Because NTSB resources are limited and other groups can generally provide crucial expertise, the NTSB relies on a “party system” in which all parties that have relevant knowledge and expertise are essentially made part of the investigation team. In this case, both the California Public Utilities Commission (PUC) and the Federal Railroad Administration (FRA) were given party status and provided technical assistance to the safety board.
Also, all independent companies performing relevant services for
Metrolink were included in this process. I can report that all participants were efficient, dedicated, cooperative, well-prepared and experienced professionals. The NTSB created a functioning team environment, and this produced quick and useful results.
Overall, I must say that our experience with the NTSB process was extremely positive. NTSB Board Member Kitty Higgins and Chairman Mark Rosenker, who have been serving as principal spokespersons and lead board members for the NTSB during the investigation, can be very proud of their team.

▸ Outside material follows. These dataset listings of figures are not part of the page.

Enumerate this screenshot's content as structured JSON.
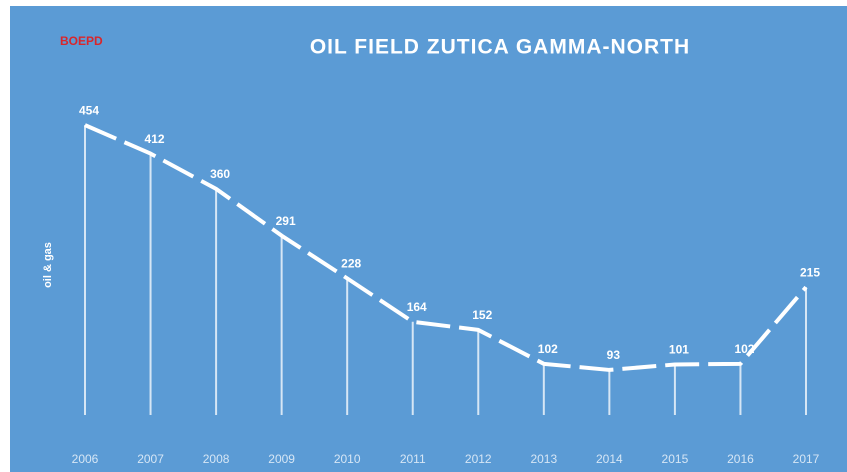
{
  "chart_data": {
    "type": "line",
    "title": "OIL FIELD ZUTICA GAMMA-NORTH",
    "subtitle": "BOEPD",
    "y_label": "oil & gas",
    "categories": [
      "2006",
      "2007",
      "2008",
      "2009",
      "2010",
      "2011",
      "2012",
      "2013",
      "2014",
      "2015",
      "2016",
      "2017"
    ],
    "values": [
      454,
      412,
      360,
      291,
      228,
      164,
      152,
      102,
      93,
      101,
      102,
      215
    ],
    "color": "#ffffff",
    "ylim": [
      0,
      550
    ],
    "grid": false
  }
}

Also, I believe that Metrolink staff, Union Pacific personnel and the relevant contractors also worked well together, interacting at both the highest executive levels and right there in Chatsworth on the ground. We focused on retrieving the facts and we got our job done.
This was a terrible tragedy and we must do all we can to make sure it never happens again. A thorough NTSB investigation is a key part of that process. Also, other government agencies have been quick to respond — the California PUC issued an order less than a week after the crash barring train operators from using cell phones except in an emergency, and the FRA later issued a ban on the use of all personal electronic devices in locomotive cabs.
In addition, President Bush on Oct. 16 signed into law a comprehensive rail safety bill which, among many other items, mandates positive train control on all passenger rail lines and also Class I mainlines that transport toxic-by-inhalation hazardous materials.
In the response to this terrible tragedy, I have been newly reassured that we work in an industry full of competent and responsible professionals.
Even as others were criticizing our industry, I was witnessing personnel from private railroads, contractors, government regulators and investigative agencies working together quickly and accurately to get the crucial facts that were needed to make necessary improvements. I believe that our industry is in great hands.
Manny Ramirez is chairman of the National Railroad Construction & Maintenance Association.